IT Risk Management Specialist - Ecosystem Partner Security Risk Management (f / m / d)

Your area of work :

The Group Security department directly contributes to execution of the Deutsche Börse Group information security strategy. As a central service provider for the Group entities, Group Security is responsible to protect information assets, incl. suppliers, in terms of safety, integrity, confidentiality, authenticity and availability by enforcing information security controls based on the relevant regulatory requirements and follows the international standard ISO / IEC 27000-series on the Information Security Management System.

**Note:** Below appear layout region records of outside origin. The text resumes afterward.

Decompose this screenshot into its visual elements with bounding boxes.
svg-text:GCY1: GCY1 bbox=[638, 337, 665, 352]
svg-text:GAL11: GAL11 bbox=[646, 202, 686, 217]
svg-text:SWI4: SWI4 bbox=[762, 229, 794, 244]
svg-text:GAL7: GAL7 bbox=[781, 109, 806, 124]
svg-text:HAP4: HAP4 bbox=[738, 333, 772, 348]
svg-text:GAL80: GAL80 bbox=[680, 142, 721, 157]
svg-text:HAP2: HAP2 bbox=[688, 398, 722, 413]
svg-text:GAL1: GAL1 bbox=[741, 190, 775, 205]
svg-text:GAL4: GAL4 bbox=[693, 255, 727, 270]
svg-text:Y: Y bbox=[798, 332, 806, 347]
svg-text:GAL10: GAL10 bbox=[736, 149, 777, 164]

• You consult the departments and management on Cyber Risk Management matters related to Supplier Security.
• You manage and lead the Information Risk Management service delivery.
• You consult Business Owners on the IT Security Risk Assessments, assuring proper risk identification and assessment in accordance with the Information Security Framework, and monitoring the risk remediation.
• You develop and maintain the Information Risk Management methodology - process - tooling to meet the business strategy, regulatory requirements and the best industry practices.
• You maintain trusted relationships with our business stakeholders, e.g. Risk Owner(s), Chief Information Security Officer, Compliance Officer(s), Technical Information Security Officer(s), and Internal / External Audit.
• You manage Supplier relevant information security incidents by leading and coordinating investigations with stakeholders and documenting incident reports.
• You support the regular reporting on information security to the respective boards and committees.
• You manage and lead the Onsite Risk Assessments for Ecosystem partners.

• Bachelor's and / or Master’s degree in information technology, Cybersecurity, Business Informatics or comparable education.
• 5+ years of experience in IT risk management, Cybersecurity, IT Audit or similar.
• Certifications like ITIL, CISM, CRISC, CISA, PMP or similar is an advantage.
• Knowledge of general legal and regulatory frameworks in the financial industry, for example EBA Guidelines on ICT and security risk management, DORA, NIS2, and industry standards like ISO / IEC 2700x or NIST.
• Strong analytical skills, critical thinking, ability to identify problems and propose solutions.
• Autonomous and resilient, with strong planning and organization skills.
• Exceptional communication and stakeholder management skills, both verbal and written in English (German would be considered an asset).

We are committed to providing a work environment where everyone feels welcome and can reach their full potential. Our standards go far beyond simply matching candidates with the right position.

• Mobility — We enable you to move freely with our job tickets, job (e-)bikes and free parking opportunities.
• Work environment — Collaboration, communication, or deep focus – in our modern office buildings you will find the perfect work environment. Free drinks and food and meal allowances included.
• Health and wellbeing — We care for your health and wellbeing and besides various health promotion measures we offer you a group accident insurance and additional insurance offers at discounted rates.
• Financial stability — We provide financial stability by offering attractive salaries, company pension schemes, participation in our Group Share Plan, as well as bonuses, subsidies and discounts.
• Hybrid work — Collaborate and exchange on-site or work remotely several days a week in line with business needs and local regulations. Our hybrid working model combines the best of both worlds.
• Flexible working hours — We want your job to fit your life situation and offer flexible working time models, childcare allowance, or the possibility to study alongside your job.
• Internationality — Our market infrastructures are globally connected. Working with us means collaborating with like-minded colleagues across over 60 locations from more than 100 nations.
• Development — We promote individual development by offering internal development programmes, mentoring, further education and training budgets.